We must forgive Voltaire for some of his anger against Leibniz, because Voltaire suffered some terrible losses in his life, such as the death of his friend and mistress of 15 years, Marquise Emilie du Chatelet. She was an extraordinarily beautiful and intelligent woman who introduced Voltaire to physics, mathematics and philosophy. While she translated Newton’s Mathematica Principia into French, she also went beyond Newtonian physics, especially when it came to studying Leibniz’ writings on math and physics. Leibniz disagreed with Newton on a fundamental point; where Newton thought opposing forces negated each other, Leibniz felt that, upon collision, the forces were additive. Leibniz felt that no energy could be lost, and tried to reduce his hypothesis to an equation: energy equaled mass times velocity times velocity (E= mv2). But Leibniz had no proof, no objective evidence. Emilie found the evidence in the experiments of a Dutch researcher, Willem ‘sGravesande. By combining Leibniz’ theoretical position with Willem’s empirical proof, Emilie was able to lay the groundwork for Einstein’s transformational equation in 1905, E = mc2.

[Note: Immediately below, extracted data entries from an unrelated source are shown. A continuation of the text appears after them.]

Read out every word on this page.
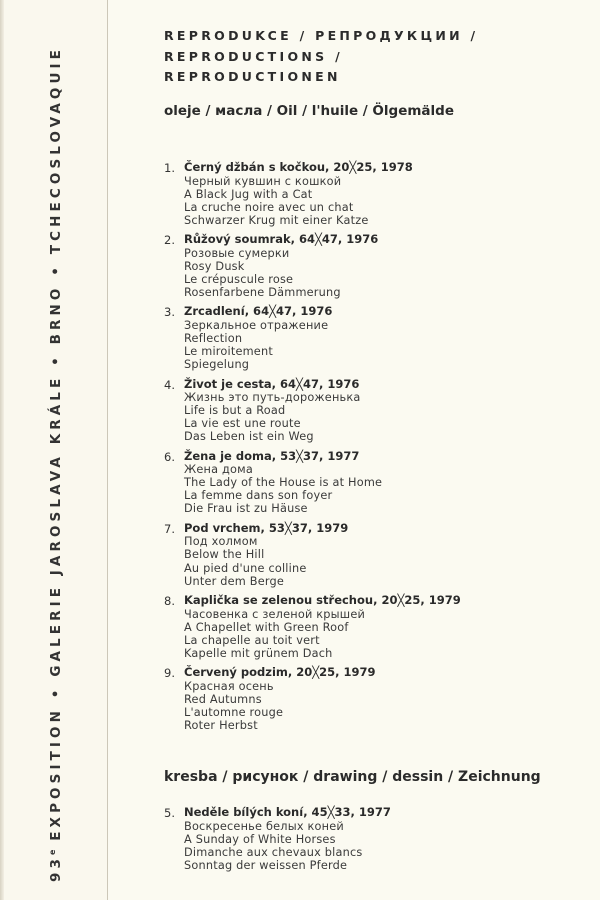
93e EXPOSITION • GALERIE JAROSLAVA KRÁLE • BRNO • TCHECOSLOVAQUIE
REPRODUKCE / РЕПРОДУКЦИИ /
REPRODUCTIONS /
REPRODUCTIONEN
oleje / масла / Oil / l'huile / Ölgemälde
1. Černý džbán s kočkou, 20╳25, 1978
Черный кувшин с кошкой
A Black Jug with a Cat
La cruche noire avec un chat
Schwarzer Krug mit einer Katze
2. Růžový soumrak, 64╳47, 1976
Розовые сумерки
Rosy Dusk
Le crépuscule rose
Rosenfarbene Dämmerung
3. Zrcadlení, 64╳47, 1976
Зеркальное отражение
Reflection
Le miroitement
Spiegelung
4. Život je cesta, 64╳47, 1976
Жизнь это путь-дороженька
Life is but a Road
La vie est une route
Das Leben ist ein Weg
6. Žena je doma, 53╳37, 1977
Жена дома
The Lady of the House is at Home
La femme dans son foyer
Die Frau ist zu Häuse
7. Pod vrchem, 53╳37, 1979
Под холмом
Below the Hill
Au pied d'une colline
Unter dem Berge
8. Kaplička se zelenou střechou, 20╳25, 1979
Часовенка с зеленой крышей
A Chapellet with Green Roof
La chapelle au toit vert
Kapelle mit grünem Dach
9. Červený podzim, 20╳25, 1979
Красная осень
Red Autumns
L'automne rouge
Roter Herbst
kresba / рисунок / drawing / dessin / Zeichnung
5. Neděle bílých koní, 45╳33, 1977
Воскресенье белых коней
A Sunday of White Horses
Dimanche aux chevaux blancs
Sonntag der weissen Pferde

As a final irony, Bernstein’s Candide was performed in Paris in 2006 (50th anniversary of the operetta) at the Theatre du Chatelet.

While the music is good and sometimes excellent, it is not entirely popular. For this reason, we have chosen to emphasize three pieces.

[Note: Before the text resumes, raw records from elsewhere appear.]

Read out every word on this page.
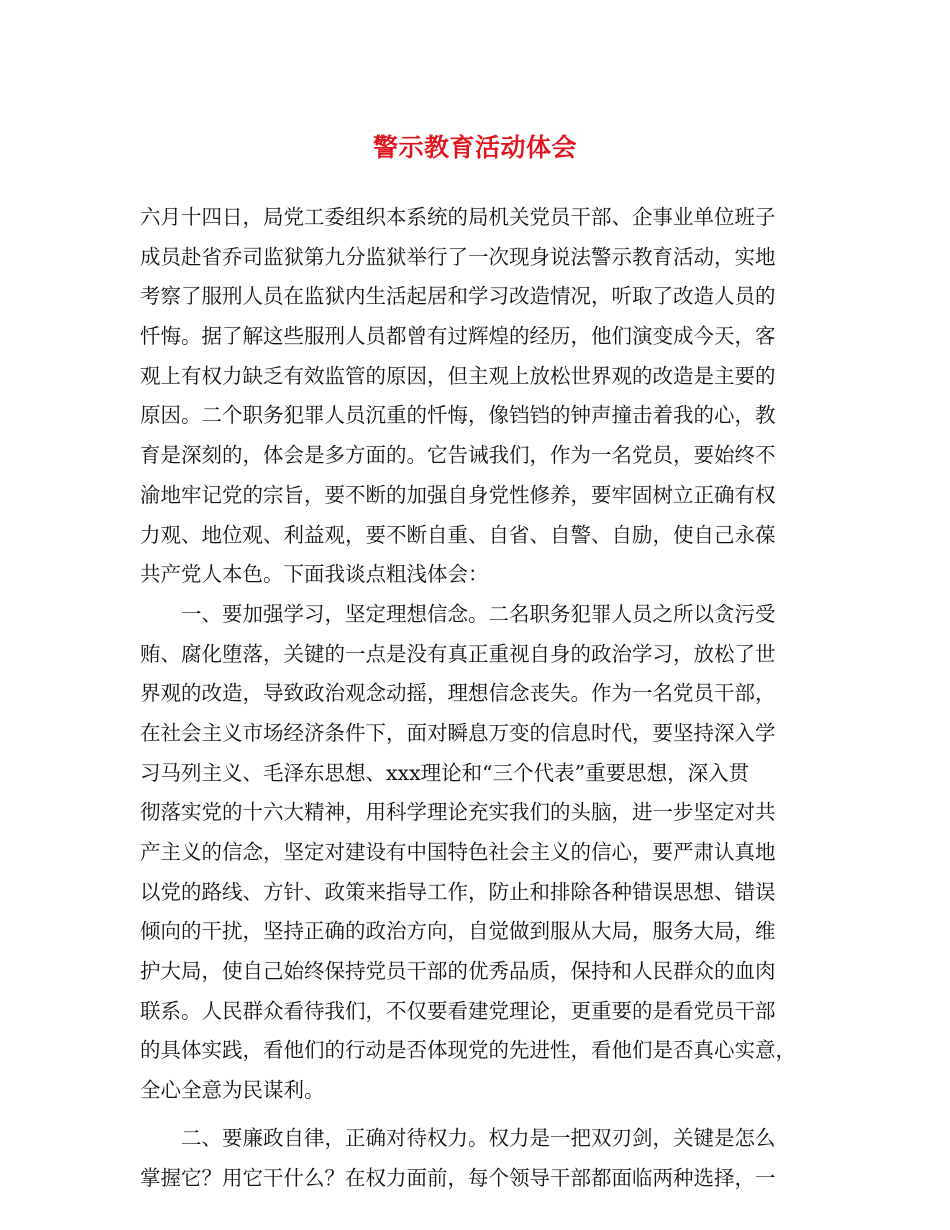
警示教育活动体会
六月十四日，局党工委组织本系统的局机关党员干部、企事业单位班子
成员赴省乔司监狱第九分监狱举行了一次现身说法警示教育活动，实地
考察了服刑人员在监狱内生活起居和学习改造情况，听取了改造人员的
忏悔。据了解这些服刑人员都曾有过辉煌的经历，他们演变成今天，客
观上有权力缺乏有效监管的原因，但主观上放松世界观的改造是主要的
原因。二个职务犯罪人员沉重的忏悔，像铛铛的钟声撞击着我的心，教
育是深刻的，体会是多方面的。它告诫我们，作为一名党员，要始终不
渝地牢记党的宗旨，要不断的加强自身党性修养，要牢固树立正确有权
力观、地位观、利益观，要不断自重、自省、自警、自励，使自己永葆
共产党人本色。下面我谈点粗浅体会：
一、要加强学习，坚定理想信念。二名职务犯罪人员之所以贪污受
贿、腐化堕落，关键的一点是没有真正重视自身的政治学习，放松了世
界观的改造，导致政治观念动摇，理想信念丧失。作为一名党员干部，
在社会主义市场经济条件下，面对瞬息万变的信息时代，要坚持深入学
习马列主义、毛泽东思想、xxx理论和“三个代表”重要思想，深入贯
彻落实党的十六大精神，用科学理论充实我们的头脑，进一步坚定对共
产主义的信念，坚定对建设有中国特色社会主义的信心，要严肃认真地
以党的路线、方针、政策来指导工作，防止和排除各种错误思想、错误
倾向的干扰，坚持正确的政治方向，自觉做到服从大局，服务大局，维
护大局，使自己始终保持党员干部的优秀品质，保持和人民群众的血肉
联系。人民群众看待我们，不仅要看建党理论，更重要的是看党员干部
的具体实践，看他们的行动是否体现党的先进性，看他们是否真心实意，
全心全意为民谋利。
二、要廉政自律，正确对待权力。权力是一把双刃剑，关键是怎么
掌握它？用它干什么？在权力面前，每个领导干部都面临两种选择，一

First, we want to play the Overture for you. Like many classic overtures, it has taken on a life of its own and has been played by many symphonic orchestras. In this respect, it is much like Rossini’s William Tell Overture (better known as the theme from The Lone Ranger television show).

The second piece is the love of every coloratura, called “Glitter and Be Gay.” It is sung by Cunegonde as she puts on her jewelry in Paris, all of which has been gained by sharing her “favors” on alternate days of the week with the rich jew Don Issachar and the Cardinal Archbishop of Paris.

Finally, we have the song that brings the show to the point of its philosophical resolution, as Candide and Cunegonde vow to “Make Our Garden Grow.”